Retournez à Af Hen : Inclusion dans le miracle
Quelle est la nature de l’obligation des femmes à propos de la méguila ? Qui constitue un quorum pour une lecture ? Une femme peut-elle lire pour elle-même ou pour les autres ?
Points-clés
Quelle est la mitsva et comment est-elle effectuée ?
Lire toute la méguila le soir de Pourim et de nouveau le jour de Pourim afin de proclamer le miracle de Pourim.
Ceux qui écoutent se déchargent de leur obligation à travers le mécanisme halakhique de choméa ké-koré, celui qui écoute est équivalent à un lecteur. (Si les lecteurs se partagent la lecture, chaque lecteur doit écouter les brakhot et la lecture dans son ensemble).
Les femmes sont-elles obligées par la mitsva ?
Oui – bien qu’elle soit positive et liée au temps – en vertu du principe talmudique de af hen, inclusion dans le miracle.
Cependant, la Tosséfta exempte les femmes de la mitsva. Le Béhag interprète l’exemption de la Tosséfta comme une exemption de l’obligation de lire, laissant les femmes seulement astreintes à écouter la méguila.
Suivant l’opinion du Béhag, certains affirment que les femmes (ou des hommes ne lisant que pour des femmes) doivent remplacer la brakha de “al mikra méguila”, à lire la méguila, par “al michma méguila”, à écouter la méguila. D’autres ne font pas mention de la dernière brakha ou rejettent son utilisation.
Avons-nous besoin d’un quorum pour lire la méguila ?

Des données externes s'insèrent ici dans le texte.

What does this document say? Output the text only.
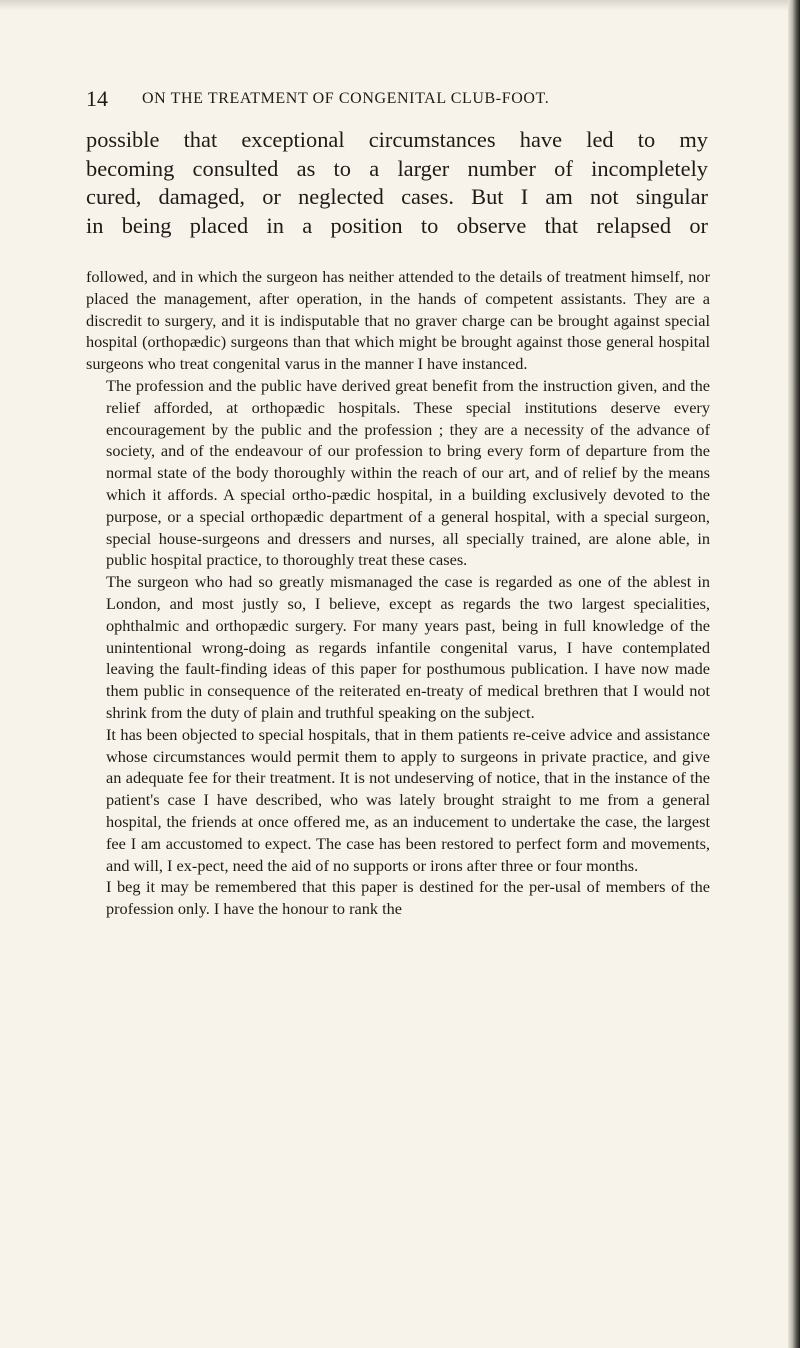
14 ON THE TREATMENT OF CONGENITAL CLUB-FOOT.
possible that exceptional circumstances have led to my
becoming consulted as to a larger number of incompletely
cured, damaged, or neglected cases. But I am not singular
in being placed in a position to observe that relapsed or

followed, and in which the surgeon has neither attended to the details of treatment himself, nor placed the management, after operation, in the hands of competent assistants. They are a discredit to surgery, and it is indisputable that no graver charge can be brought against special hospital (orthopædic) surgeons than that which might be brought against those general hospital surgeons who treat congenital varus in the manner I have instanced.

The profession and the public have derived great benefit from the instruction given, and the relief afforded, at orthopædic hospitals. These special institutions deserve every encouragement by the public and the profession ; they are a necessity of the advance of society, and of the endeavour of our profession to bring every form of departure from the normal state of the body thoroughly within the reach of our art, and of relief by the means which it affords. A special ortho-pædic hospital, in a building exclusively devoted to the purpose, or a special orthopædic department of a general hospital, with a special surgeon, special house-surgeons and dressers and nurses, all specially trained, are alone able, in public hospital practice, to thoroughly treat these cases.

The surgeon who had so greatly mismanaged the case is regarded as one of the ablest in London, and most justly so, I believe, except as regards the two largest specialities, ophthalmic and orthopædic surgery. For many years past, being in full knowledge of the unintentional wrong-doing as regards infantile congenital varus, I have contemplated leaving the fault-finding ideas of this paper for posthumous publication. I have now made them public in consequence of the reiterated en-treaty of medical brethren that I would not shrink from the duty of plain and truthful speaking on the subject.

It has been objected to special hospitals, that in them patients re-ceive advice and assistance whose circumstances would permit them to apply to surgeons in private practice, and give an adequate fee for their treatment. It is not undeserving of notice, that in the instance of the patient's case I have described, who was lately brought straight to me from a general hospital, the friends at once offered me, as an inducement to undertake the case, the largest fee I am accustomed to expect. The case has been restored to perfect form and movements, and will, I ex-pect, need the aid of no supports or irons after three or four months.

I beg it may be remembered that this paper is destined for the per-usal of members of the profession only. I have the honour to rank the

Pas fondamentalement, mais avoir dix personnes ou plus présentes est préférable afin de publier le miracle et d’accomplir bérov am hadrat mélèkh, Quand la nation s’accroît, c’est une gloire pour le roi (Michlé 14:28) – tant que la plus grande lecture n’interfère pas avec entendre la méguila.
Les femmes comptent-elles pour un quorum de dix pour la méguila ?
Ceci est débattu. Les opinions principales sont :
- Non car un quorum de dix est toujours dix hommes.
- Oui si ce sont uniquement des femmes mais non si elles s’ajoutent aux hommes pour former un quorum, pour des raisons de pudeur.
- Oui car les femmes sont obligées et peuvent publier le miracle.
Tandis que le Réma laisse cela dans le doute, plusieurs autorités comptent les femmes comme un quorum dans lequel la brakha finale peut être récitée.
Une femme peut-elle décharger l’obligation d’un homme ?
- Certains maintiennent qu’elle ne peut pas car les niveaux d’obligation sont différents.
- Certains maintiennent que son obligation est équivalente à celle d’un homme et donc qu’elle le peut. Dans ce groupe, certains maintiennent encore qu’elle ne le peut pas, du moins en-dehors d’une situation d’urgence, pour d’autres raisons halakhiques. Cette opinion est suivie dans la pratique.
Une femme peut-elle lire la méguila pour elle-même ou pour d’autres femmes ?
Le Talmud enseigne que les femmes “conviennent pour lire”. Des autorités anciennes suggèrent que le Béhag a lu cela comme faisant référence à la lecture pour d’autres femmes qui ont la même obligation.
Korban Nétanël, néanmoins, suggère qu’une femme ne peut pas lire pour d’autres femmes. Le Zohar, suivi par le Maguen Avraham, semble statuer qu’une femme ne peut pas lire pour elle-même. La Michna Broura cite les deux décisions. Beaucoup d’autres les questionnent.
Quelles autres discussions halakhiques sont soulevées en ce qui concerne des lectures pour femmes par des femmes ?
Des inquiétudes ont été soulevées à propos de la brakha à réciter, comment les lectures pour femmes impactent bérov am et changent des coutumes établies.
D’autres mettent l’accent sur le fait qu’il existe une longue histoire de lectures séparées ou ayant lieu à la maison pour les femmes, celles-ci n’étant pas toujours en tension avec bérov am et présentent une opportunité rituelle et spirituelle unique pour de nombreuses femmes.